Rising obesity levels will lead to more than seven million new cases of diabetes, cancer, stroke and heart disease in the next 20 years, according to an alliance of organisations.
The Obesity Health Alliance – which members including Academy of Medical Royal Colleges, the Jamie Oliver Food Foundation and Cancer Research UK – has warned of the “worrying trend” of people becoming overweight and predisposing them to these diseases.
Statistically speaking, the fallout of an increasingly obese population – which will represent four in ten adults by 2035 – could lead to 4.62 million news cases of type 2 diabetes, the coalition predicted in a new report.
Currently three out of ten adults are overweight, but the alliance says the ratio will increase to four in ten within 20 years. The Obesity Health Alliance is now urging the government to publish the delayed national childhood obesity strategy to address this problem and save a generation of children from a “lifetime of disease and early death.”
The strategy – which could be further delayed due to the EU referendum – is expected, among other things, to call for a ban on junk food adverts during family TV programmes.
For Alison Cox Cancer of Cancer Research UK, the mortality trends from the report are shocking. “It is difficult to think of the impact this will have on public health and an already strained NHS. Without bold action, the next generation will face more disease and live shorter lives,” she has told the Daily Mail in a recent interview.

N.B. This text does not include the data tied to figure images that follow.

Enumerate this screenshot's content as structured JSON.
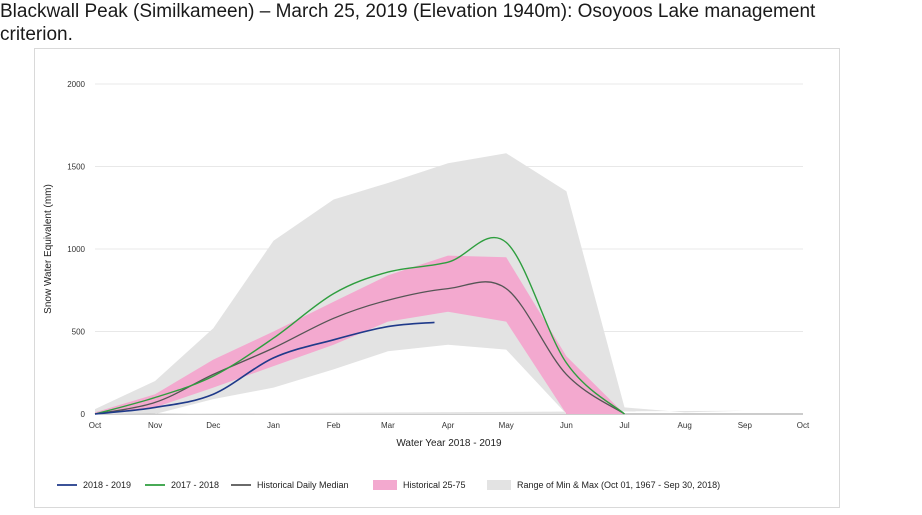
{
  "caption": {
    "line1": "Blackwall Peak (Similkameen) – March 25, 2019 (Elevation 1940m): Osoyoos Lake management",
    "line2": "criterion."
  },
  "colors": {
    "current": "#1f3a8a",
    "previous": "#2e9e3e",
    "median": "#555555",
    "p25_75": "#f3a9cf",
    "minmax": "#e3e3e3",
    "grid": "#e8e8e8"
  },
  "chart_data": {
    "type": "area",
    "xlabel": "Water Year 2018 - 2019",
    "ylabel": "Snow Water Equivalent (mm)",
    "ylim": [
      0,
      2000
    ],
    "yticks": [
      0,
      500,
      1000,
      1500,
      2000
    ],
    "xticks": [
      "Oct",
      "Nov",
      "Dec",
      "Jan",
      "Feb",
      "Mar",
      "Apr",
      "May",
      "Jun",
      "Jul",
      "Aug",
      "Sep",
      "Oct"
    ],
    "grid": true,
    "legend_position": "bottom",
    "bands": [
      {
        "name": "Range of Min & Max (Oct 01, 1967 - Sep 30, 2018)",
        "x": [
          "Oct",
          "Nov",
          "Dec",
          "Jan",
          "Feb",
          "Mar",
          "Apr",
          "May",
          "Jun",
          "Jul",
          "Aug",
          "Sep",
          "Oct"
        ],
        "lower": [
          0,
          0,
          90,
          160,
          270,
          380,
          420,
          390,
          0,
          0,
          0,
          0,
          0
        ],
        "upper": [
          30,
          200,
          520,
          1050,
          1300,
          1400,
          1520,
          1580,
          1350,
          40,
          10,
          20,
          0
        ]
      },
      {
        "name": "Historical 25-75",
        "x": [
          "Oct",
          "Nov",
          "Dec",
          "Jan",
          "Feb",
          "Mar",
          "Apr",
          "May",
          "Jun",
          "Jul",
          "Aug",
          "Sep",
          "Oct"
        ],
        "lower": [
          0,
          40,
          160,
          290,
          420,
          560,
          620,
          560,
          0,
          0,
          0,
          0,
          0
        ],
        "upper": [
          10,
          120,
          330,
          500,
          680,
          840,
          960,
          950,
          350,
          0,
          0,
          0,
          0
        ]
      }
    ],
    "series": [
      {
        "name": "2018 - 2019",
        "x": [
          "Oct",
          "Nov",
          "Dec",
          "Jan",
          "Feb",
          "Mar",
          "Mar 25"
        ],
        "values": [
          0,
          40,
          120,
          340,
          450,
          530,
          555
        ]
      },
      {
        "name": "2017 - 2018",
        "x": [
          "Oct",
          "Nov",
          "Dec",
          "Jan",
          "Feb",
          "Mar",
          "Apr",
          "May",
          "Jun",
          "Jul"
        ],
        "values": [
          0,
          100,
          230,
          460,
          730,
          860,
          920,
          1040,
          310,
          0
        ]
      },
      {
        "name": "Historical Daily Median",
        "x": [
          "Oct",
          "Nov",
          "Dec",
          "Jan",
          "Feb",
          "Mar",
          "Apr",
          "May",
          "Jun",
          "Jul"
        ],
        "values": [
          0,
          70,
          240,
          400,
          580,
          690,
          760,
          760,
          240,
          0
        ]
      }
    ]
  }
}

Small changes could make a huge difference, the report said, with a one per cent change in overweight people each year until 2035 could result in 77,000 less cases of disease, including 45,000 less people of type 2 diabetes in the year 2035 alone.
But the implementation of policies, like regulated targets for reducing the amount of sugar, fat and salt in our food, is long in the making and we can’t expect the food industry to make changes on their own. Companies will have to be held accountable by the Government and this is currently an uphill battle, many experts concede.